Dans ce processus, à la fois subi et assumé, l’ETT a complètement délaissé son rôle principal de reflet de la société et de porte-parole des citoyens, toutes tendances confondues et sans parti-pris, suite aux rappels à l’ordre du pouvoir en place, qui n’a d’ailleurs pas tardé à se manifester à travers la savonnade subie par Mme Dali. 

L’impossible réforme 

Il faut dire que la situation des médias publics en Tunisie n’a pas beaucoup évolué au cours de la dernière décennie, confrontés qu’ils étaient à des maux chroniques et des problèmes persistants. Malgré le remarquable élargissement de l’espace de liberté, de nombreuses tentatives de manipulation de la part des partis politiques qui se sont succédé au pouvoir ont été observées. Il y a eu des pressions directes, à l’instar la campagne d’intimidation «Ikbiss» (à traduire littéralement par tour d’écrou) lancée par le mouvement Ennahdha en 2012 pour tenter de soumettre les journalistes de la télévision nationale, sans parler des pressions morales exercées à travers les déclarations hostiles ou encore des nominations de directeurs proches des sphères du pouvoir. Il y a eu aussi des pressions financières, comme la privation de salaires pendant des mois.

Ces pressions étaient également exercées à l’encontre des autres médias publics, comme l’Agence Tunis Afrique Presse et la Snipe La Presse, ou des médias confisqués par l’Etat au lendemain de la révolution de 2011, notamment Shems FM et Dar Assabah.

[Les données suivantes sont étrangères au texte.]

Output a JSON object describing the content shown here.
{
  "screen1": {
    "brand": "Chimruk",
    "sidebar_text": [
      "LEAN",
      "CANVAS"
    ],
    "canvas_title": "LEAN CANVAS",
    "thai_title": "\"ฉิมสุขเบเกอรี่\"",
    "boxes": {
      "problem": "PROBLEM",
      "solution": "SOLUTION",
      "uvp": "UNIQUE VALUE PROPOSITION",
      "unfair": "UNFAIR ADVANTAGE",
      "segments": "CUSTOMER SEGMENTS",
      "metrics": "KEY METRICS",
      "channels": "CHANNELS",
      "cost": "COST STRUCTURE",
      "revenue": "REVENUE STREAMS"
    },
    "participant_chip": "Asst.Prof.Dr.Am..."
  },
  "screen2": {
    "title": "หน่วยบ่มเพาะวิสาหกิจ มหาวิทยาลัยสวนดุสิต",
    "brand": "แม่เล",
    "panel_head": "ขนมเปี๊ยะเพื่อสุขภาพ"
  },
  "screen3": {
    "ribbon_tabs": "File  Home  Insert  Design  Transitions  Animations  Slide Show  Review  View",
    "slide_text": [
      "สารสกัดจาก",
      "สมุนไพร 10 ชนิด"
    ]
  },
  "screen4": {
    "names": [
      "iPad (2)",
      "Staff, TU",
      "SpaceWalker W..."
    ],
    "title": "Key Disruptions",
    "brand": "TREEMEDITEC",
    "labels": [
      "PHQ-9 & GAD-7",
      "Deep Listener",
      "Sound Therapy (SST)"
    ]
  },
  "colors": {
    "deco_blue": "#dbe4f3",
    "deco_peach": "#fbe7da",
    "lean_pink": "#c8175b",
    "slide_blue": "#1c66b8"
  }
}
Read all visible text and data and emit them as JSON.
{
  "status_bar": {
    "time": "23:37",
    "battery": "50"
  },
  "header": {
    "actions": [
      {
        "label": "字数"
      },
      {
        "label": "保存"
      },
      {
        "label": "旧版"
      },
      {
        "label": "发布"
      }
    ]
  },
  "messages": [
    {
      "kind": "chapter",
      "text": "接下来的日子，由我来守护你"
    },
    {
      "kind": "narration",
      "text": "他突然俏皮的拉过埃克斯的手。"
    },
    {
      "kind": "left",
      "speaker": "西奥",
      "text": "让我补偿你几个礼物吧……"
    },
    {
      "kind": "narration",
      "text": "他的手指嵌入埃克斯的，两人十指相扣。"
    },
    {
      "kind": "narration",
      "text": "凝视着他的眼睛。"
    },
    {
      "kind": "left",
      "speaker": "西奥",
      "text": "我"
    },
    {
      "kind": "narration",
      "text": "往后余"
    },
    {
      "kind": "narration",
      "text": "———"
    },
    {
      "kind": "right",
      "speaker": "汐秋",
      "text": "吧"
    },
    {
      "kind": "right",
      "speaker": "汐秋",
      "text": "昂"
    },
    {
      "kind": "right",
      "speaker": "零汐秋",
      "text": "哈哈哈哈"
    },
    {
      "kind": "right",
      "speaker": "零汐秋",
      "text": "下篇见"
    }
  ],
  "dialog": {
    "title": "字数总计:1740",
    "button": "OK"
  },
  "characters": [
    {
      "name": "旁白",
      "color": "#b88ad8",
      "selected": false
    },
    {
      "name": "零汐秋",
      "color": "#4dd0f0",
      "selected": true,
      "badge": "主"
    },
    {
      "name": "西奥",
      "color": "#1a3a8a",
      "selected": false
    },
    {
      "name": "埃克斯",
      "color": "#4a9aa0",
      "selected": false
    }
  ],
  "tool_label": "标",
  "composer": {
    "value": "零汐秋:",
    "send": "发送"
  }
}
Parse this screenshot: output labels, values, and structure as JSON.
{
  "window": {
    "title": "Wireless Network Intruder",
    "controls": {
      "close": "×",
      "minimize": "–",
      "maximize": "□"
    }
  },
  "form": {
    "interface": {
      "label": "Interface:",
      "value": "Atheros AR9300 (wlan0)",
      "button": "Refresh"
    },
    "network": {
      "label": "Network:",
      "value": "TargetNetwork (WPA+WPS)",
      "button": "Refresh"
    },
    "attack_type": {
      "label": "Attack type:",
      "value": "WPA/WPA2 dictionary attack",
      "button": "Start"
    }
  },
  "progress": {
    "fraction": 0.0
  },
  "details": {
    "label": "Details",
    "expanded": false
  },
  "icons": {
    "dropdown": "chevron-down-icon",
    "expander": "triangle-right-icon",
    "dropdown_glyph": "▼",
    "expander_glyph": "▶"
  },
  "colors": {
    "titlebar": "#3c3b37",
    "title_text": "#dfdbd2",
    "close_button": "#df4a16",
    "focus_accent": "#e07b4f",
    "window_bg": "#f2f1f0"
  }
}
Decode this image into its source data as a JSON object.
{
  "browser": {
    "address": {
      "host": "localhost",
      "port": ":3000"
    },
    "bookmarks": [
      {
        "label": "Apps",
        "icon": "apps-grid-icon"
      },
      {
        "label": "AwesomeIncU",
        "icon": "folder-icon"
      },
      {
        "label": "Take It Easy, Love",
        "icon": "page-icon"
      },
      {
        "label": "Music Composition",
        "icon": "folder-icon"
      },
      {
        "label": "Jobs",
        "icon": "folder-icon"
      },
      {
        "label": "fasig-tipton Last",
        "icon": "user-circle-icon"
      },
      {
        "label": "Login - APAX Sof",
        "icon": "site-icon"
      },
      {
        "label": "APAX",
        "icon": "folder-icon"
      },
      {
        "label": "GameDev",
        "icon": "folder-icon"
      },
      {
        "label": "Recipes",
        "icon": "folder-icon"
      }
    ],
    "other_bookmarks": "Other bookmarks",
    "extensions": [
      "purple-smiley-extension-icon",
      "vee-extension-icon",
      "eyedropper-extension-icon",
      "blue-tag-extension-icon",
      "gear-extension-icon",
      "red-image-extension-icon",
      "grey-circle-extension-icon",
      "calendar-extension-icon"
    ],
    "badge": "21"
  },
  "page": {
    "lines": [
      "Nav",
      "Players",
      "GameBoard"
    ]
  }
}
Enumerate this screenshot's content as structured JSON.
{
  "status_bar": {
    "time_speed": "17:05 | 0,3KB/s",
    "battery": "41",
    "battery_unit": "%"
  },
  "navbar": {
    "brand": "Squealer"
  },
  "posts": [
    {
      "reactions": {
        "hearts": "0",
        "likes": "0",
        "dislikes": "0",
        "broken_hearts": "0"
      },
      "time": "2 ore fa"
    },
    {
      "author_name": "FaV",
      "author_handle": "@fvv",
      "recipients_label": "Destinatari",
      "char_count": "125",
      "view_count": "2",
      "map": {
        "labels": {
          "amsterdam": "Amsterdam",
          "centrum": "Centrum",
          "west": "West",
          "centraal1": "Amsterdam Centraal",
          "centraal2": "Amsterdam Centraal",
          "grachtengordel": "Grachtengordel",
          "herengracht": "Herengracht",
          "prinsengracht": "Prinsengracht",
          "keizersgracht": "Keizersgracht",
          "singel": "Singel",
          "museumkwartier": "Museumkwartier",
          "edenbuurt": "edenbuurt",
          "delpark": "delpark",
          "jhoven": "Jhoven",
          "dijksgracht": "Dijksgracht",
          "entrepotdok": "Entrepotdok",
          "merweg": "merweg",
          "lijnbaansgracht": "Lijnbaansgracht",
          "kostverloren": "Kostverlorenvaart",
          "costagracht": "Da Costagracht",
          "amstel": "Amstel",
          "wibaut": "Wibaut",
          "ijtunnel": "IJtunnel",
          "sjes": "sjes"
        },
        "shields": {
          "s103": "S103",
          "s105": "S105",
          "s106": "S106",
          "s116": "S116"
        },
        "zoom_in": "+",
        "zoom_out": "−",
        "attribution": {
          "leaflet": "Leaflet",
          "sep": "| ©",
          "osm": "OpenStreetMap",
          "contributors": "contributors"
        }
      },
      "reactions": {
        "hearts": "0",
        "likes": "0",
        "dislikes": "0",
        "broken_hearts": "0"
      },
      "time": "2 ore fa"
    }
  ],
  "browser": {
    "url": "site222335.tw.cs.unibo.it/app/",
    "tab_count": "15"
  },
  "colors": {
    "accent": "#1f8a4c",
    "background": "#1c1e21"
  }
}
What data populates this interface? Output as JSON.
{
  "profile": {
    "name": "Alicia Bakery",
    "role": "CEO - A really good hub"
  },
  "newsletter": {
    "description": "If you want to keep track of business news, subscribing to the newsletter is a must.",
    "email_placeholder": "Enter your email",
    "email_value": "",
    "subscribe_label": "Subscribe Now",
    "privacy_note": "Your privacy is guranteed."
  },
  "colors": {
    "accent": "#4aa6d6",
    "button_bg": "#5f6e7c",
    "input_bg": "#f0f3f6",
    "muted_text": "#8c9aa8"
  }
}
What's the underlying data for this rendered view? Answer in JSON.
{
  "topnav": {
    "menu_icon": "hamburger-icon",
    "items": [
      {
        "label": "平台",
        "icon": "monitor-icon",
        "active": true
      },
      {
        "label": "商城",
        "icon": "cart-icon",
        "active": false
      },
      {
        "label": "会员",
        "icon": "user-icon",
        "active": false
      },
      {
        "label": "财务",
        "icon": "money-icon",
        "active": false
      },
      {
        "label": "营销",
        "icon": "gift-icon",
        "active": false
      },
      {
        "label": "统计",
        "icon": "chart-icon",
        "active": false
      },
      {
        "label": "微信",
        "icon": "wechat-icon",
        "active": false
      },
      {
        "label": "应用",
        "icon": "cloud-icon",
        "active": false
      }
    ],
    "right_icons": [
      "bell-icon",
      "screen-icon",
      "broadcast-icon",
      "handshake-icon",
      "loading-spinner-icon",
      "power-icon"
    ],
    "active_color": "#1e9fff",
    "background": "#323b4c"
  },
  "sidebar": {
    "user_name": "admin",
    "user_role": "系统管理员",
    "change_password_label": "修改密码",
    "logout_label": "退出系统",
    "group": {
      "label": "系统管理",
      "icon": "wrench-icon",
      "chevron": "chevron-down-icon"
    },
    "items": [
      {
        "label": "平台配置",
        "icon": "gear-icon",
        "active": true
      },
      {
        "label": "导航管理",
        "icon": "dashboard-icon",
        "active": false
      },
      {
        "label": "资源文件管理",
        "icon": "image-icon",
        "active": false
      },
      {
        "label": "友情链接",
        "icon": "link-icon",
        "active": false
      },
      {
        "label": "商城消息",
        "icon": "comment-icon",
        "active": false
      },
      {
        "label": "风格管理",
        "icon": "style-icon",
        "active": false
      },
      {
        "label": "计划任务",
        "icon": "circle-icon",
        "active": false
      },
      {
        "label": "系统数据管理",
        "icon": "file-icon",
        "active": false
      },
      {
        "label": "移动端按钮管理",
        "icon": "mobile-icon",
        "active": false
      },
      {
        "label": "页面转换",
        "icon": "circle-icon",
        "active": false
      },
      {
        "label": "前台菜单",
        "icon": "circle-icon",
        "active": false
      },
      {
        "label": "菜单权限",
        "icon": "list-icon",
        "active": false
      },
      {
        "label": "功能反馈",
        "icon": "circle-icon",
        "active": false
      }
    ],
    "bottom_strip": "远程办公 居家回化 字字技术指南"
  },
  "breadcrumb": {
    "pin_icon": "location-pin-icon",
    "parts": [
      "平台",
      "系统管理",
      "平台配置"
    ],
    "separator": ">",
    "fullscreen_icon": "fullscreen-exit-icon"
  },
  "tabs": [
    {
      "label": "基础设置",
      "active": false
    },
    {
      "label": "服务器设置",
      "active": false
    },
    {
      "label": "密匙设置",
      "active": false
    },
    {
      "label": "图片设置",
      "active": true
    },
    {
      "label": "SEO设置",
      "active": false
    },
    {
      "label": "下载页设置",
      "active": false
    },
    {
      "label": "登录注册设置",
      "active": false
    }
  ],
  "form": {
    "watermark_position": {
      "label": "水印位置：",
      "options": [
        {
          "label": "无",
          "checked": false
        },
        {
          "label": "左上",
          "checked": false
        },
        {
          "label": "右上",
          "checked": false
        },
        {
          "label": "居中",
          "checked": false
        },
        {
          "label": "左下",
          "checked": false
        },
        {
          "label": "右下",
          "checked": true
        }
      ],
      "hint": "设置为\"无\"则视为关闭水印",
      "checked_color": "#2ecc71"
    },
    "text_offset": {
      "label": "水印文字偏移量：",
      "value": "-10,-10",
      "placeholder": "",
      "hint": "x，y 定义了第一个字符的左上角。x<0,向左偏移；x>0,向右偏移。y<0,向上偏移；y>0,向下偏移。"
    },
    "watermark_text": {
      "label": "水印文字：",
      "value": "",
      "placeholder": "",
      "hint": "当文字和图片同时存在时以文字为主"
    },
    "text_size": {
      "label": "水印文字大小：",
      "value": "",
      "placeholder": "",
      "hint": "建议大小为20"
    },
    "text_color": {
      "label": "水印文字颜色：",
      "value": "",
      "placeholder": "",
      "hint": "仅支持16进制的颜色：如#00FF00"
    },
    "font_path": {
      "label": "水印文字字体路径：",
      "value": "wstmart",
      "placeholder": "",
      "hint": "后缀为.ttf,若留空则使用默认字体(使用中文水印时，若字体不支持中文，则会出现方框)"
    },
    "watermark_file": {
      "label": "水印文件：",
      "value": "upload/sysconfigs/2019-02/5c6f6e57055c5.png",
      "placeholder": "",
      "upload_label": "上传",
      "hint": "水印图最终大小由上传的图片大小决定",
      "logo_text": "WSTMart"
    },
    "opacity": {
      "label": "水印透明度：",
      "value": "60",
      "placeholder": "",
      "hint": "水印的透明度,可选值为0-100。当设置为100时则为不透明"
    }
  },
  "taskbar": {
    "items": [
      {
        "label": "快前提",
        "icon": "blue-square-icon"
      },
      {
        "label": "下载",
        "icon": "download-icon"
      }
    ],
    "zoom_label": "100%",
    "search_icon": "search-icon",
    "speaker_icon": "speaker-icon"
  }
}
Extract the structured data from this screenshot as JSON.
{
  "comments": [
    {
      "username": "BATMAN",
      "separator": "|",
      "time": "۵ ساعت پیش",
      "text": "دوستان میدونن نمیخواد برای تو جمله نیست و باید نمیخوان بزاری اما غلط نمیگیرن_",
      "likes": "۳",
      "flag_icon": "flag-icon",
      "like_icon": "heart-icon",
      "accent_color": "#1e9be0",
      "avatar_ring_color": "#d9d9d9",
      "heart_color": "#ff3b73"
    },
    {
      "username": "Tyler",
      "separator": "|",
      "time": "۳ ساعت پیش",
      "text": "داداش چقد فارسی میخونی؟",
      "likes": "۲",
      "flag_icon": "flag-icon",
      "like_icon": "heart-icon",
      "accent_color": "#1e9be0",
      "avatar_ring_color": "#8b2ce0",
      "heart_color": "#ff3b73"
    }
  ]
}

En outre, l’absence délibérée de réformes structurelles, persistant depuis plus d’une décennie, a joué un rôle majeur dans le pourrissement délibéré de la situation.

Depuis la fin de la mission de l’Instance nationale de réforme de l’information et de la communication (Inric), créée en 2011, et qui mit en place le nouveau cadre réglementaire du secteur et contribué à la création de la plupart des médias audiovisuels privés meublant actuellement l’espace médiatique national, le secteur n’a pas cessé de marquer le pas, victime d’une évolution cahotante et parfois chaotique et des entraves que met l’administration publique sur son chemin. 

On doit à la vérité d’admettre que nous n’avons pas encore réussi à créer un média de service public digne de ce nom. Souvent, les médias financés par les contribuables sont considérés comme des médias gouvernementaux. Certains fonctionnent de manière pour ainsi dire hybride : alternant l’information objective et impartiale et la propagande officielle. Et c’est dans ce flou qui règne aujourd’hui dans le secteur que se nichent toutes les tentations, chaque partie, le gouvernement en tête, cherchant à mettre les médias, ainsi fragilisés, à leur service.